# ***September Hurricane ride***



## DonChristie (Aug 31, 2018)

Time to ride those vintage, old, ratrod, classic collectible bicycles with Hurricane coaster on our monthly bike ride. We are going to ride the McMullen/4 mile creek greenway trail. Meet @ Starbucks 6432 Rea road Sunday, September 9th. Meet at 9am and leave at 10am. This is a leisurely ride along the creek. All bikes are welcome to ride!


----------



## Freqman1 (Aug 31, 2018)

Shouldn't it be the 9th? V/r Shawn


----------



## DonChristie (Aug 31, 2018)

Freqman1 said:


> Shouldn't it be the 9th? V/r Shawn



Yep!


----------



## deepsouth (Sep 6, 2018)

I plan on being there.  (Weather permitting)


----------



## Freqman1 (Sep 6, 2018)

Me too if I can scrounge up something to ride! V/r Shawn


----------



## DonChristie (Sep 6, 2018)

It never rains on the Hurricane rides!  Ha! I got a loaner for you, Shawn!


----------



## Classic Cool Rides (Sep 6, 2018)

schwinndoggy said:


> It never rains on the Hurricane rides!  Ha! I got a loaner for you, Shawn!
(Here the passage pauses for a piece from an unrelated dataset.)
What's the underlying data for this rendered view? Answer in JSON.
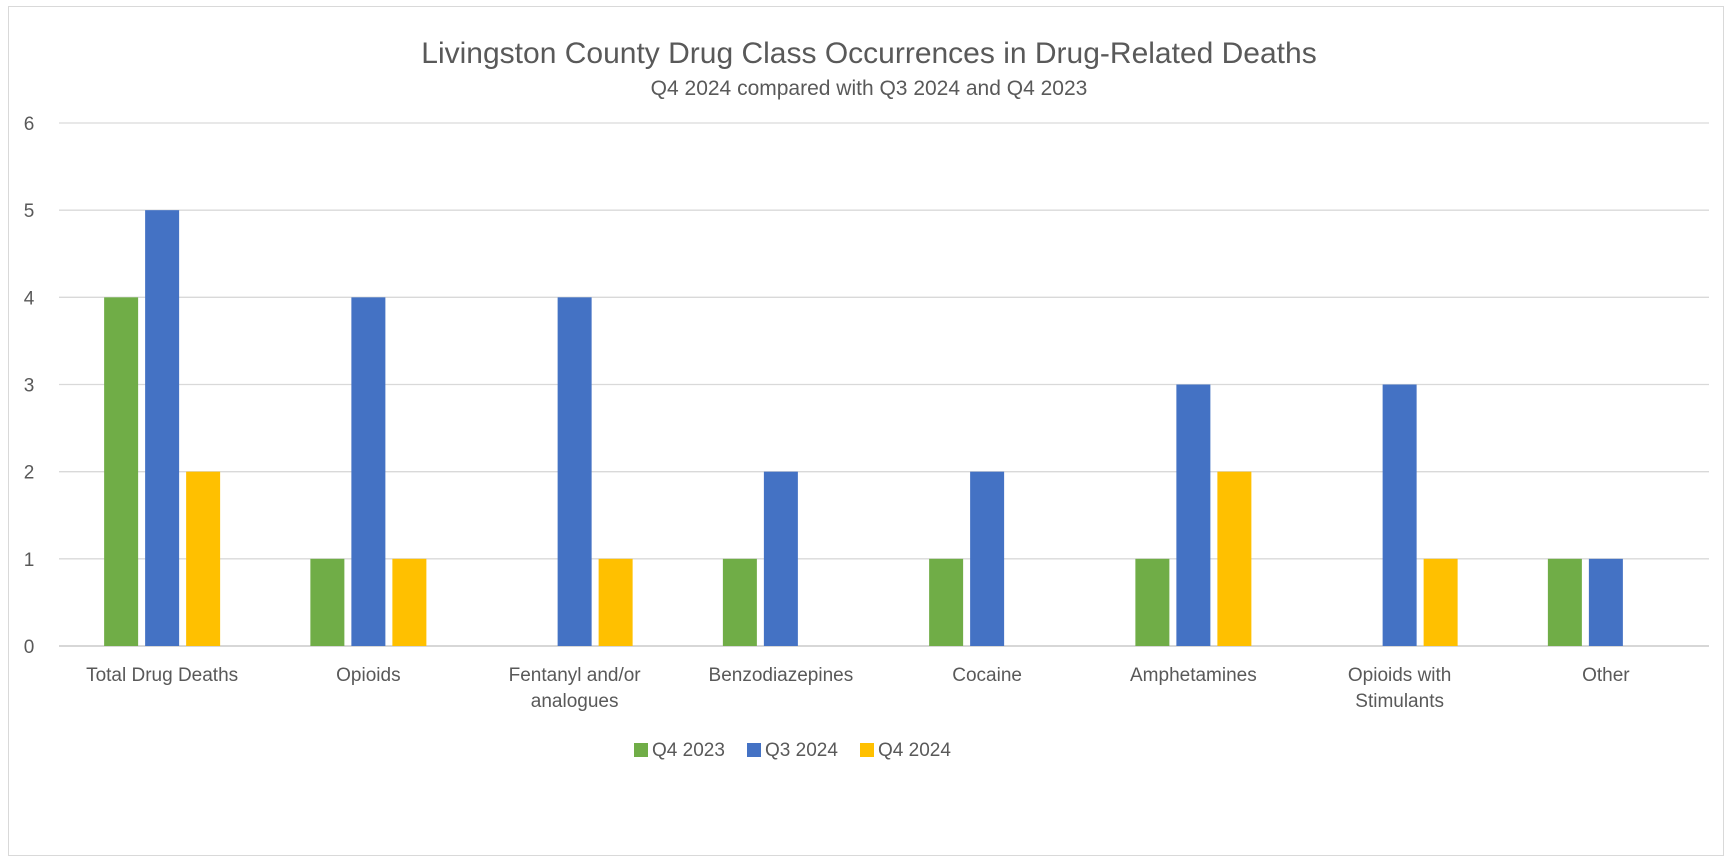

Hey Don and all the great Hurricane Coasters folks! I will be able to make it for this one ... YAY! It's been TOO Long since I last made it.
I've been missing all you wonderful folks! AND ..... I have a nice Couple from Ohio meeting us there, as well ! Doug & Terrie are joining in the fun!
This couple are "regulars" at the Charlotte Auto Fair (which happens to be this weekend) and I met them last Spring inside the Raceway, as they
had just purchased a 1950 JC Higgins Colow-Flow for Terrie at the Swap Meet. (it was all original and "low miles" BUT ... as so many are.....
it was covered in gray primer (bummer!) ....... but Doug & Terrie wanted the bike brought back to it's original Beauty ..... 
...... and I WAS just the person chosen to bring it back to it's original stunning Blue-on-Blue luster!!  
Terrie is going to take her maiden voyage on Sunday morning on this beauty pictured below >>> 
Cheers! See y'all Sunday mornin' !!  CCR Dave


----------



## Freqman1 (Sep 9, 2018)

I was able to scrounge up a ride and made it today. A slight threat of rain but really just overcast enough to keep the sun off of us. A great turn out @schwinndoggy @roberto_fuggn_b @Colby john @Classic Cool Rides and others who are turning into regulars. Got to see a little bit of everything and by coincidence had three girls deluxe JC Higgins bikes out.  Thanks to everyone who made this a good time. Now if I can ever remember to adjust my shutter speed for the action shots! V/r Shawn


----------



## DonChristie (Sep 9, 2018)

Great shots! Heres some i took! Awesome ride!


----------



## deepsouth (Sep 9, 2018)

Sorry I didn't make it. The forecast was too iffy for a 4 hr drive. I'll try to come again soon.


----------